After his departure the fun grows quieter. There is talk of the victories in Belgium and of the intrigues at Court, but soon a move is proposed. Where should the evening be spent? At Drury Lane to see Gay's new opera Polly? At Ranelagh to hear Handel's new oratorio? At Vauxhall to see the waterworks?
Vauxhall is the choice, and we follow down the river and enter one of the many barges. The Thames is still the great highway of business and pleasure, and as we push across we jostle against many other boats and hear the watermen abusing each other with river-side jokes. Arrived at Vauxhall we climb the steps, and having paid one shilling entry money we pass into the brightly lighted enclosure.
Before us walk two men arm in arm, and we notice that the shorter of the two pays no entry money but shows a gold season ticket, the gift of the proprietor of Vauxhall to the painter who has done so much to adorn the Gardens. Once inside the gates the two stroll along, watching with keenly observant, amused eyes the procession of gaily dressed courtiers and their ladies, of citizens with their families, of carefree apprentices, and out-at-elbow hack writers who saunter under the trees by the light of many lanterns tied to the branches. Nothing escapes the two observers, for the taller of the two is Henry Fielding the novelist, and the other his friend William Hogarth the painter, and in the pages of the one and the story-pictures of the other the life of their time is made immortal.
As we stand listening to the glees from the music house, we notice a large and merry party in one of the pavilions. Among them is Horace Walpole, who in a letter written the next day tells us exactly how they fared.

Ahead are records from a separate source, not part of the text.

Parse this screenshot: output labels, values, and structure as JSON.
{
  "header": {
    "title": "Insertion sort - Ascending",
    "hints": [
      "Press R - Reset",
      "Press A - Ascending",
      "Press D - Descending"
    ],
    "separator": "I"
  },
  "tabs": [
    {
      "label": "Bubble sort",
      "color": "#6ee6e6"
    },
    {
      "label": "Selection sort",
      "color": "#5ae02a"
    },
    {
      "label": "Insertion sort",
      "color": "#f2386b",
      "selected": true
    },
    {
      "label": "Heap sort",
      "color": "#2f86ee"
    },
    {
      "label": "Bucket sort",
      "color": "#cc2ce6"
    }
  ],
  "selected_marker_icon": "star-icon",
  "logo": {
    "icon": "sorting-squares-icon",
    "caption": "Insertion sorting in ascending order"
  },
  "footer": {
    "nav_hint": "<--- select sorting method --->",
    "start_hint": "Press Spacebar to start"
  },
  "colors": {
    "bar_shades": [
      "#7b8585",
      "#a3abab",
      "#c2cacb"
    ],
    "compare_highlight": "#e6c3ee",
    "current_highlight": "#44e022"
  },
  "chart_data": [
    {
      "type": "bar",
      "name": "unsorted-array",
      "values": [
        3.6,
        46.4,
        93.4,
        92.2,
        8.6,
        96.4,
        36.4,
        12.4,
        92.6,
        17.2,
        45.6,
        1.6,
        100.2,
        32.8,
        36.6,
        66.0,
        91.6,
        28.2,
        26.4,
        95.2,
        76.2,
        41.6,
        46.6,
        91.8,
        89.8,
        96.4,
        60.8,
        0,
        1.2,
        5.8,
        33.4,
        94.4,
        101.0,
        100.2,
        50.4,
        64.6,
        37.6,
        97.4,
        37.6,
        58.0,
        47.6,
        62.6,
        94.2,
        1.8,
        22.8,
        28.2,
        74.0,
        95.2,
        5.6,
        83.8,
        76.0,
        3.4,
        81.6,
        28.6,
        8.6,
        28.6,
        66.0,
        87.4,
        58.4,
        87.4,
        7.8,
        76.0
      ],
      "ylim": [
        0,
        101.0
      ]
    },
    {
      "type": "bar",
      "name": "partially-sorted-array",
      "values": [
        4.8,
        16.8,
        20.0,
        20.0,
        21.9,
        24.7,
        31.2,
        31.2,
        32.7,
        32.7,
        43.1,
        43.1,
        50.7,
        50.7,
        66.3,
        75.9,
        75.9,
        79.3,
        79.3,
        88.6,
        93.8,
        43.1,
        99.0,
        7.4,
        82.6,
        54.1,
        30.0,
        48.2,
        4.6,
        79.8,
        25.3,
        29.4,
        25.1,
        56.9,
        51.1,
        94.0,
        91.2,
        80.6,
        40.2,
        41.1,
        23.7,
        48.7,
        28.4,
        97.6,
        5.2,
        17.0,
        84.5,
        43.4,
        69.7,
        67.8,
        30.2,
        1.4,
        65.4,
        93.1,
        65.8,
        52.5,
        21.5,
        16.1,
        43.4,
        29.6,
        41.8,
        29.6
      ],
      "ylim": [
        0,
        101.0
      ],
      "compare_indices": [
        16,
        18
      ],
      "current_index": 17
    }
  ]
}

"We minced seven chickens into a china dish which Lady Caroline stewed over a lamp, with three pats of butter and a flagon of water, stirring and rattling and laughing, and every minute expecting to have the dish fly about our ears. She had brought Betty Neale the fruit girl with hampers of strawberries and cherries from Roger's and made her wait upon us, and then made her sup by us at a little table. . . . It was three o'clock before we got home."
Home too we must go, hiring a link-boy to light us on our way, and not forgetting that at any moment, as John Gay has just warned us in his poem about London called Trivia, the boy may
"In the mid-way quench the flaming brand,
And share the booty with the pilfering band."